Ganos is designed and developed based on the cloud-native Data Lake Analytics (DLA). Ganos is an engine used to store and compute large amounts of spatio-temporal data. Ganos is based on the serverless architecture and Spark computing engine of DLA. Ganos can access a variety of Alibaba Cloud storage systems. These systems include PolarDB, ApsaraDB for HBase Enhanced Edition (Lindorm), and Object Storage Service (OSS). Ganos uses uniform spatio-temporal data models and APIs to manage and compute heterogeneous data from multiple data sources. It also allows you to perform complex operations, such as the association analysis of data sources where heterogeneous data is stored. The serverless architecture of DLA allows you to use Ganos on demand. You are charged only for the data queries that you perform. This way, resource scaling is elastic, upgrades are performed without affecting services, and operational costs are reduced.

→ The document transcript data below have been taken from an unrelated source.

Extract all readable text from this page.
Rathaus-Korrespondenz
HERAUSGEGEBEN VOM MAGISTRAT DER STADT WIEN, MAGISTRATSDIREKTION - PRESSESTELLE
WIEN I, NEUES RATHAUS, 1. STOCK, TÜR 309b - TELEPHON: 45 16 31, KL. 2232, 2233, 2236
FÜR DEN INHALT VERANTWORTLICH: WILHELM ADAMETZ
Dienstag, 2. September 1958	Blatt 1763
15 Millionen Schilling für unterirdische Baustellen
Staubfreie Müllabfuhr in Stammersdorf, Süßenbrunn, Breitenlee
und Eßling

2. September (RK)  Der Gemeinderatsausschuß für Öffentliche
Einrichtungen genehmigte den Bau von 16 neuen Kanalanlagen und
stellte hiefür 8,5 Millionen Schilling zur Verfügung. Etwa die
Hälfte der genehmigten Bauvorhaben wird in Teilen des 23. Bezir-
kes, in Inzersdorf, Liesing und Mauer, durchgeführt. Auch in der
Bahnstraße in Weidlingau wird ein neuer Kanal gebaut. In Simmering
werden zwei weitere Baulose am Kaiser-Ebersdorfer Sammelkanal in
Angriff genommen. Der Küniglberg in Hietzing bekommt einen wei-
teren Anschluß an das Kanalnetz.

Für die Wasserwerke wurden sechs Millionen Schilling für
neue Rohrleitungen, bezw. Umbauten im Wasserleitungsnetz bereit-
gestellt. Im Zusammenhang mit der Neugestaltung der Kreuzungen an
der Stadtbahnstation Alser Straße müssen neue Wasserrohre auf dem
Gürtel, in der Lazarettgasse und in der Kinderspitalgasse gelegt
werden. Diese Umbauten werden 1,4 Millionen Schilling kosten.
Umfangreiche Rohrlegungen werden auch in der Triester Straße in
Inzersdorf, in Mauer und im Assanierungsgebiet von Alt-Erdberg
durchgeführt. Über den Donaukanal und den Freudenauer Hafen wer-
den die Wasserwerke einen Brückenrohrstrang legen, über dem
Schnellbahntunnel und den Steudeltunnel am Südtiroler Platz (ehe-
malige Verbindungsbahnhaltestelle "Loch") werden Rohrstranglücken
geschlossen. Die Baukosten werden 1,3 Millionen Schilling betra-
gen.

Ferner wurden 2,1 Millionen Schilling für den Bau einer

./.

For more information about DLA, see What is DLA?.
Scenarios
In typical scenarios, DLA Ganos performs extract, transform, and load (ETL) operations to transfer and collaboratively analyze the spatio-temporal data that is stored in different databases or file systems. DLA Ganos loads GeoTiff files from OSS to generate a Resilient Distributed Dataset (RDD) model. Then, DLA Ganos writes data to a storage system such as ApsaraDB for HBase Enhanced Edition (Lindorm) to store the data. DLA Ganos can also load spatio-temporal data from multiple data sources at the same time. This operation aims to cleanse and convert data. After the data is analyzed and computed by using machine learning algorithms or tools, DLA Ganos writes the analysis results to a specified data source. Then, a professional spatio-temporal data publishing system such as GeoServer publishes the computing results as a standard Open Geospatial Consortium (OGC) service. You can use the OGC service to query and view data.
Benefits
- Cost-effectiveness
Ganos is developed based on the serverless architecture of DLA. When you use DLA Ganos, you do not need to deploy and manage infrastructure or separately maintain Spark virtual clusters (VCs). You need only to apply for VCs and use them if required. You are charged only for the resources that you use. DLA Ganos starts immediately after it is activated. It is upgraded without affecting services. DLA Ganos also supports elastic scaling to ensure the quality of services.
- Easy to use
DLA Ganos provides a series of APIs based on Spark SQL. These APIs include a large number of built-in user-defined functions (UDFs) to analyze spatio-temporal data. This allows you to process large amounts of spatio-temporal data by using SQL statements. You can process data in a similar way to how you process data stored in relational databases.
- Unified modeling
DLA Ganos provides a unified spatio-temporal data model based on Spark RDD. This facilitates the modeling of various spatio-temporal data. DLA Ganos can implement complex operations such as data loading and model conversion. You need only to focus on the business logic.
- Multiple data sources
DLA Ganos can access multiple data sources and analyze heterogeneous data from different data sources. It allows you to analyze data stored in Alibaba Cloud storage systems. These systems include OSS, PolarDB, and ApsaraDB for HBase Enhanced Edition (Lindorm). DLA Ganos also allows you to perform the association analysis of data of DLA and data of other data sources.
Activate DLA Ganos
- Create a VC in the DLA console. For more information, see Create a virtual cluster.
- On the Virtual Cluster management page, find the VC that you created and click Details in the Actions column.
- In the Cluster Attributes section of the cluster details page, select spark_dla_ganos from the Version drop-down list to activate DLA Ganos.